Alzò ancora la lama, pronto a colpire, quando venne ancora urtato violentemente dalla liana.
L'aculeo di Gioturna gli sfiorò il petto e sul fango comparve una striscia scarlatta di sangue.
Il dolore che il ragazzo provò fu acuto e improvviso, come se mille aghi l'avessero punto contemporaneamente.
Crollò in terra, incapace di tenere ferme le mani.
Perse la presa sull'elsa dell'arma, la spada gli sfuggì, cadde e scomparve nel fango.
Si sentì sconfitto. Era perduto, aveva sbagliato tutto fin dall'inizio e non poteva continuare.
Si stava dando per perso, quando una voce forte e determinata gridò alle sue spalle: "Gioturna, guarda!".
Era Faggiola e stava urlando contro alla bestia informe, all'Immonda.
"Guarda, ecco il tuo sposo!
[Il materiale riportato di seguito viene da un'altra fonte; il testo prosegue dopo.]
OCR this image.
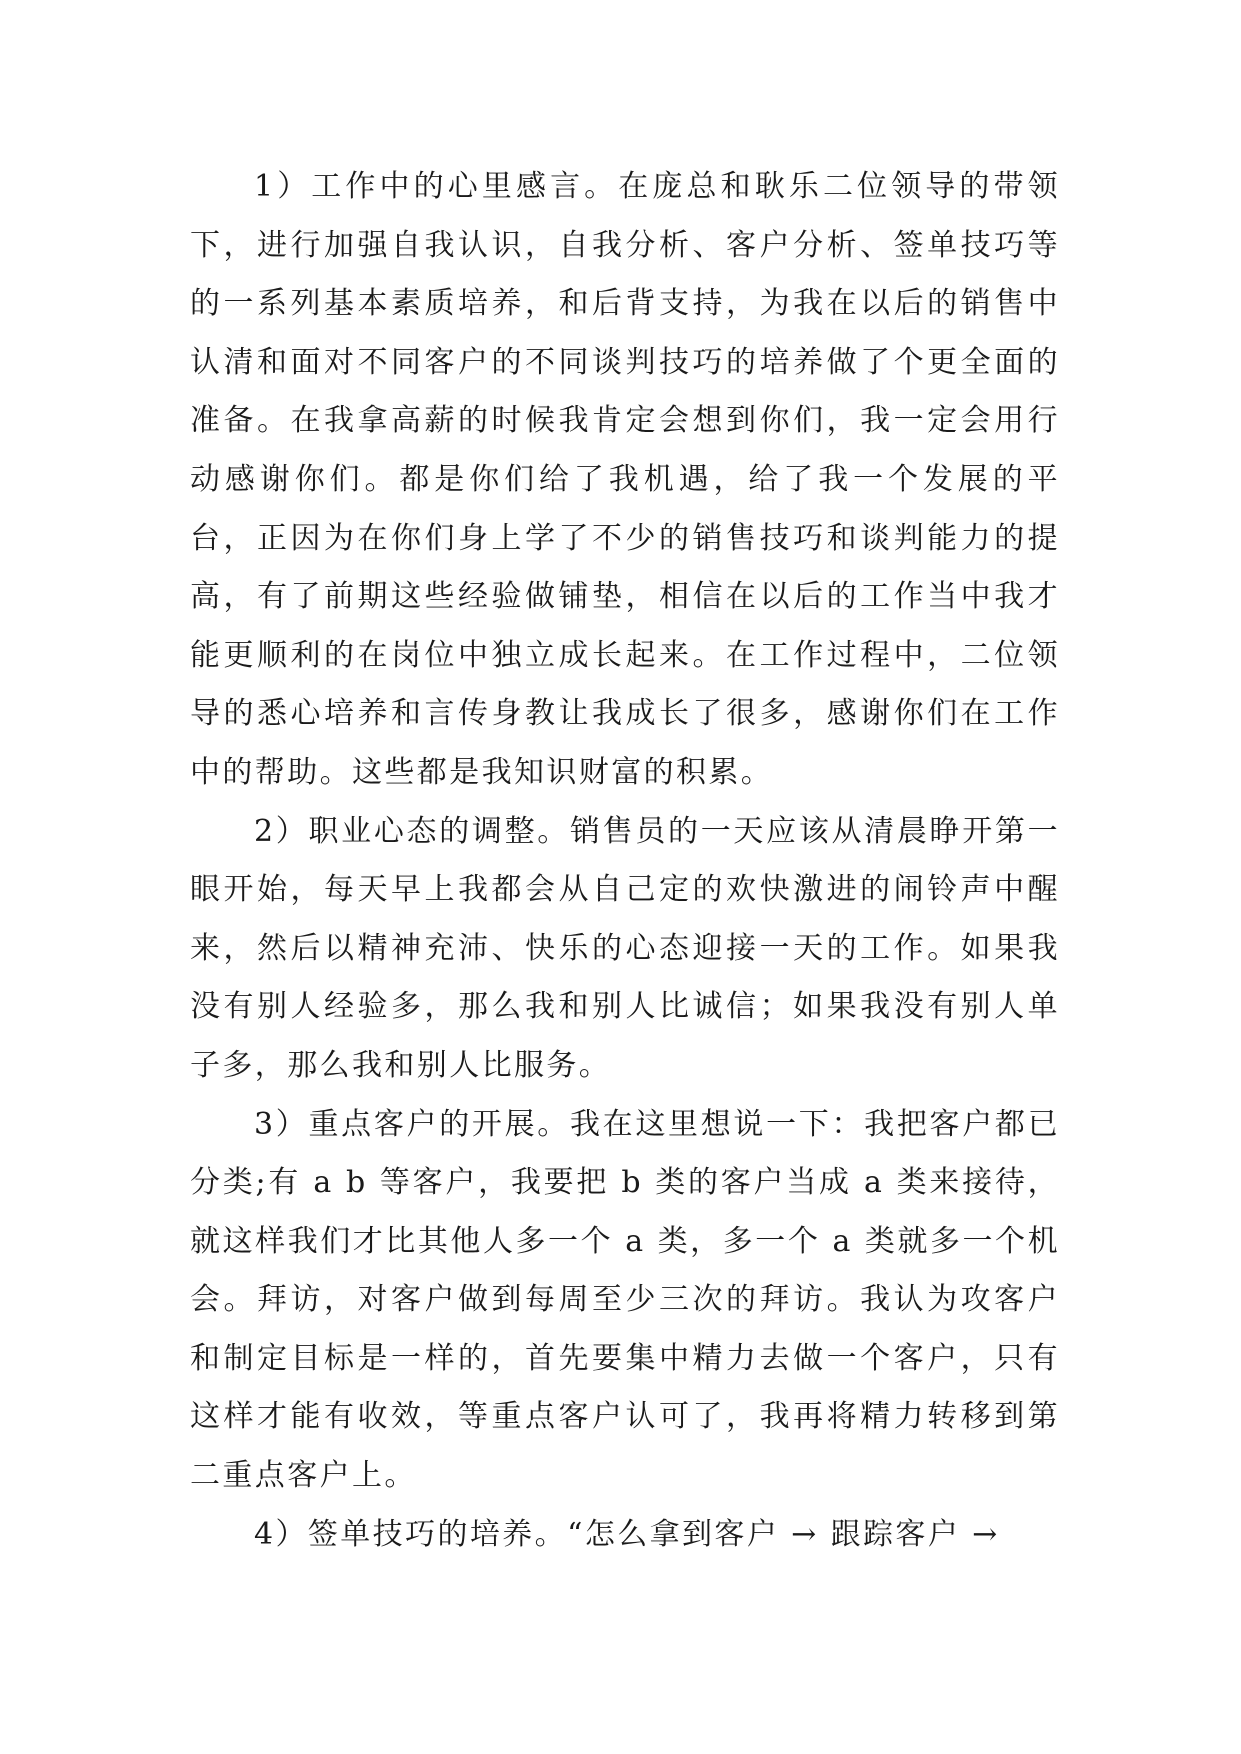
1）工作中的心里感言。在庞总和耿乐二位领导的带领下，进行加强自我认识，自我分析、客户分析、签单技巧等的一系列基本素质培养，和后背支持，为我在以后的销售中认清和面对不同客户的不同谈判技巧的培养做了个更全面的准备。在我拿高薪的时候我肯定会想到你们，我一定会用行动感谢你们。都是你们给了我机遇，给了我一个发展的平台，正因为在你们身上学了不少的销售技巧和谈判能力的提高，有了前期这些经验做铺垫，相信在以后的工作当中我才能更顺利的在岗位中独立成长起来。在工作过程中，二位领导的悉心培养和言传身教让我成长了很多，感谢你们在工作中的帮助。这些都是我知识财富的积累。

2）职业心态的调整。销售员的一天应该从清晨睁开第一眼开始，每天早上我都会从自己定的欢快激进的闹铃声中醒来，然后以精神充沛、快乐的心态迎接一天的工作。如果我没有别人经验多，那么我和别人比诚信；如果我没有别人单子多，那么我和别人比服务。

3）重点客户的开展。我在这里想说一下：我把客户都已分类;有 a b 等客户，我要把 b 类的客户当成 a 类来接待，就这样我们才比其他人多一个 a 类，多一个 a 类就多一个机会。拜访，对客户做到每周至少三次的拜访。我认为攻客户和制定目标是一样的，首先要集中精力去做一个客户，只有这样才能有收效，等重点客户认可了，我再将精力转移到第二重点客户上。

4）签单技巧的培养。“怎么拿到客户 → 跟踪客户 →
Ecco il tuo anello, il Sole è venuto apposta per te! Vallo a prendere, se puoi!".
Nel cielo, l'alone di luce attorno al Sole spiccò nitido: l'Eclissi, giunta al suo culmine, pareva un anello d'oro, con la Luna ad annerirne il centro e l'astro a darne la sostanza.
Incredula Gioturna sussultò e credette alle parole ingannatrici della Grande Madre.
Arricciò quell'orrendo intreccio di spine e bozzi che aveva al posto della bocca in qualcosa che forse voleva essere un sorriso e si illuse nuovamente.
Allungò fino allo spasimo verso l'amato Sole la liana corrosa dalla linfa luminosa di Salice che Ride, ma l'arto, intaccato in profondità dall'acido, non resse allo sforzo, si staccò di colpo dalla spalla e crollò in terra.
Lei non poté fare nulla per evitarlo.
Lo fissò cadere, inorridita lo vide agitarsi sopra al fango; come un serpente senza testa esso si aggrovigliò e si scosse, poi scomparve inghiottito dalla melma.
Baliji vide tutto.
Gioturna era indifesa, quasi cieca e senza la sua arma terribile, la sua mortale nemica era davanti a lui e non poteva più difendersi.